Eine Frau will raus aus dem Drogensumpf
Prozess Wegen Rauschgifthandels muss sie ins Gefängnis. Danach soll eine Therapie folgen
Landsberg Erst Gefängnis, dann stationäre Therapie: Das erwartet eine 20-jährige Frau nach der jüngst stattgefundenen Hauptverhandlung vor dem Landsberger Amtsgericht. Dort war sie wegen Drogenhandels angeklagt. Der Vorwurf lautete, sie habe 500 Gramm Marihuana an einem unbekannten Ort in Landsberg aufbewahrt, um den Stoff gewinnbringend zu veräußern.
Das Jugendschöffengericht, die Staatsanwältin und die beiden Verteidiger wollen nicht, dass die junge Frau ohne fremde Hilfe auf Dauer im Drogenmilieu versumpft, in dem sie sich seit Jahren bewegt. Deswegen soll sie nach der jüngsten Straftat ins Gefängnis gesteckt und dann nahtlos in eine stationäre Drogentherapie überführt werden: Dort, so die Hoffnung der Juristen, soll sie den Tagesablauf in einem „neuen Leben“selbst zu strukturieren lernen. Das schafft die zur Tatzeit 20-jährige Frau außerhalb des Kittchens offenbar nicht. Bekannt wurde das in der Hauptverhandlung.
Dass sich die Frau wegen des unerlaubten Handeltreibens mit Betäubungsmitteln in nicht geringer Menge schuldig gemacht habe, räumte auch Rechtsanwalt Dr. Michael Bösl im Namen seiner Mandantin ein. Allerdings wies er darauf hin, dass ihr Noch-Ehemann – derzeit läuft das Scheidungsverfahren – bei den Geschäften mitgemischt haben soll. Mindestens fünf Euro sollen pro Gramm verlangt worden sein, insgesamt also 2500 Euro.
Der Mann und die Frau sowie ein anderer Mann, der mittlerweile verstorben ist, sollen sich auf einer Grünanlage im Stadtgebiet von Augsburg äußerst auffällig benommen haben. Die Polizei bekam Wind davon. In ihrer Drogenkartei stießen die Beamten auf das Trio, das schon entsprechend bekannt war. Im nächsten Schritt wurde die Wohnung der Frau durchsucht. Dort wurde einiges an Beweismaterial gefunden: so zum Beispiel ein Löffel mit Heroin, eine Feinwaage und fünf leere Tüten, in denen sich Kräutermischungen befunden hatten. Auch ein Handy mit verräterischen Chats wurde sichergestellt.

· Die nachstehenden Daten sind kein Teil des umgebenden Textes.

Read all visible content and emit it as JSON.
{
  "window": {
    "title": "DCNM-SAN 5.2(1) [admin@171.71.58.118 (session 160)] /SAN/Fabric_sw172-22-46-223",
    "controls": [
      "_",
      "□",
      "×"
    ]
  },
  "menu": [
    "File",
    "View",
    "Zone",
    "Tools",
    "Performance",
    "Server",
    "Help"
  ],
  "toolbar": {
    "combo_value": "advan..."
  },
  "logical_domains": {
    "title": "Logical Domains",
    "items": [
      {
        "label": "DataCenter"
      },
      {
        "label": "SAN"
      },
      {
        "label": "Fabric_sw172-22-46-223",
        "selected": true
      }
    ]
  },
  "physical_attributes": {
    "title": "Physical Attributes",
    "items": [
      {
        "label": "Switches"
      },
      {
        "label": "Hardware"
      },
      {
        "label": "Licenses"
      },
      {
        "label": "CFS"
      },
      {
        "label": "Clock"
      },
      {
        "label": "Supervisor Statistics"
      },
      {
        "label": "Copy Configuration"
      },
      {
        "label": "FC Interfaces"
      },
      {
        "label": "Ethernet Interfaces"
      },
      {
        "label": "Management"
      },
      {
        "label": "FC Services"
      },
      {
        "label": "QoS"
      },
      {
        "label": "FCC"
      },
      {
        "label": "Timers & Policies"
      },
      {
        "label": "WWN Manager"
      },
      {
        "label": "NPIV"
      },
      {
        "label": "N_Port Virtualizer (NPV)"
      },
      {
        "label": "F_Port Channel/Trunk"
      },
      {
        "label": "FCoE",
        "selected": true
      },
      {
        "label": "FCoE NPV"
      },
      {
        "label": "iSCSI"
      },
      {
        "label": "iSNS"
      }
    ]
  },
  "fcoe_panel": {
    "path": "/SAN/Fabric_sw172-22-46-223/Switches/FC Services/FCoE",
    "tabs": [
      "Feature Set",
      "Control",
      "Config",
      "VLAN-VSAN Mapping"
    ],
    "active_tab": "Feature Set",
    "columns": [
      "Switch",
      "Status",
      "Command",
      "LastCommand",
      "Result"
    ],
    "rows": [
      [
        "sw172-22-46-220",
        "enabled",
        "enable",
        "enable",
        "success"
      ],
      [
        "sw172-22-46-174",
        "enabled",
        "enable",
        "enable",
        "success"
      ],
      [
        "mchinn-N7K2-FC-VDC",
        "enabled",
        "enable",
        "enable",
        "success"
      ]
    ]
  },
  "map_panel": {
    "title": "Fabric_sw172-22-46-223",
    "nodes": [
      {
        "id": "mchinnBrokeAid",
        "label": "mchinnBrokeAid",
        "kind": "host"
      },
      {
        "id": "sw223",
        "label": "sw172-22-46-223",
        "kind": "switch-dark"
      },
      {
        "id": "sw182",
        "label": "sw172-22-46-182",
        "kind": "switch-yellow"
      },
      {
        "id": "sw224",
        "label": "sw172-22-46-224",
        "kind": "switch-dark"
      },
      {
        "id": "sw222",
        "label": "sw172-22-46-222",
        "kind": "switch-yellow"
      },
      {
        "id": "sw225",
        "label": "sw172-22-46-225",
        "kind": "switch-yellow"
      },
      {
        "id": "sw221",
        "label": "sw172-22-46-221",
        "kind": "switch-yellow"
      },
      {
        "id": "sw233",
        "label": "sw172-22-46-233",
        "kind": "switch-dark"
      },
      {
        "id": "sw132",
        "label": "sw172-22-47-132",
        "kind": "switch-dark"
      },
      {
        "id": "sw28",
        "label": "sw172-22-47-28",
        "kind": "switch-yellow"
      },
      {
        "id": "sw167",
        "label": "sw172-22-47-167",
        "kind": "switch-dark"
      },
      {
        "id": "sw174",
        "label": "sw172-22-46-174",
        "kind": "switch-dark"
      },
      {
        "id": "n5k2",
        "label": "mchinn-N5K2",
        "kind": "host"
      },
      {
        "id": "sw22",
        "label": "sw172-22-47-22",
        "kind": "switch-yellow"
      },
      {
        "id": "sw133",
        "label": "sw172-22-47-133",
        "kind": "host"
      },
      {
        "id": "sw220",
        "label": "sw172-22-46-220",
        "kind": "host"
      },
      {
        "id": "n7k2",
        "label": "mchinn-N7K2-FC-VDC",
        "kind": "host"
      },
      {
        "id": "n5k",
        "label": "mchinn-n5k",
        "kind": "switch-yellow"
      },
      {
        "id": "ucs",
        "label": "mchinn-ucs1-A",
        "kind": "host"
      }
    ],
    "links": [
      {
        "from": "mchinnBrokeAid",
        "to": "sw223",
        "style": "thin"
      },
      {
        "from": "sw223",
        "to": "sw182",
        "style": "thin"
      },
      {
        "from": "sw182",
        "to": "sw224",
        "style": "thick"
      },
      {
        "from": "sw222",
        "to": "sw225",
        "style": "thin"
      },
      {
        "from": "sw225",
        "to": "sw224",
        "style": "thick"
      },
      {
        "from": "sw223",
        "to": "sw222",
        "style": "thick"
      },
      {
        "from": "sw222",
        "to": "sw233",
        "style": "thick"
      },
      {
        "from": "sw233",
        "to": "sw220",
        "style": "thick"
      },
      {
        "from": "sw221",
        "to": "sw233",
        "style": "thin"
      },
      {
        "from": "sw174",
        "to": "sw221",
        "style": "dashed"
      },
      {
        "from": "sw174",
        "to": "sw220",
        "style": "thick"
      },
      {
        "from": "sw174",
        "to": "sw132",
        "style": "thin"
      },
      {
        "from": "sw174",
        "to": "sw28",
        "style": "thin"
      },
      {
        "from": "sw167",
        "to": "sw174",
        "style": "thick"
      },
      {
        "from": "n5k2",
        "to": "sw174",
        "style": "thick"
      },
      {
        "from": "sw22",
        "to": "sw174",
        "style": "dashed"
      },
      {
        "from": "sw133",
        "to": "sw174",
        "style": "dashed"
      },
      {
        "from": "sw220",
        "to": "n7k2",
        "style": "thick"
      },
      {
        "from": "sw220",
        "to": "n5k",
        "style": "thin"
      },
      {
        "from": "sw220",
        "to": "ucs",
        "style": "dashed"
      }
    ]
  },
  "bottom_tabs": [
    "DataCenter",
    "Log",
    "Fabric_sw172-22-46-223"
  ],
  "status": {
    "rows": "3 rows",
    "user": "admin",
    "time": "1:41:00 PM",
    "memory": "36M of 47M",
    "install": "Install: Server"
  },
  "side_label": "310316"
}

Den Polizisten war sofort klar, dass es sich um Rauschgift-Deals handelt, auch wenn die Angaben „verschlüsselt“waren. Eine der Bestellungen belief sich auf 500 Gramm Haschisch. Mit dieser „weichen“Droge, so die Angeklagte, fing mit elf Jahren alles an. Später habe sie alles Rauschgift genommen, das sie erwischt habe, auch Heroin und Kokain. 2000 Euro und mehr habe die Sucht pro Monat gekostet, räumte die Frau ein. Nun freilich soll alles anders werden. Denn Drogen seien mittlerweile kein Thema mehr für sie. Sie habe jetzt einen Partner, der mit Drogen nichts am Hut habe. Mitte nächsten Jahres erwarte sie das gemeinsame Kind. Sie wolle unbedingt eine stationäre Therapie absolvieren und Verantwortung für die Familie übernehmen, kündigte die Angeklagte an: „Ich schaffe das“, meinte sie voller Zuversicht.
Der Richter und die Vertreterin der Anklage meldeten jedoch gewisse Zweifel an. Die Frau hat mit ihrem Mann eine dreijährige Tochter, die bei einer Pflegefamilie lebt. Im Bundeszentralregister stehen bei ihr vier Vorstrafen. Darunter findet sich eine Jugendstrafe von zehn Monaten auf Bewährung für drei Jahre, die wegen Verstoßes widerrufen wurde. Dies bedeutet, dass die zehn Monate in das neue Urteil einbezogen und zu einer Gesamtstrafe von zwei Jahren und zwei Monaten zusammengefasst wurden. Das Urteil ist bereits rechtskräftig. Denn alle Beteiligten verzichteten auf Rechtsmittel. Für die Angeklagte ging es mit zwei Justizbeamten zurück in die JVA Aichach.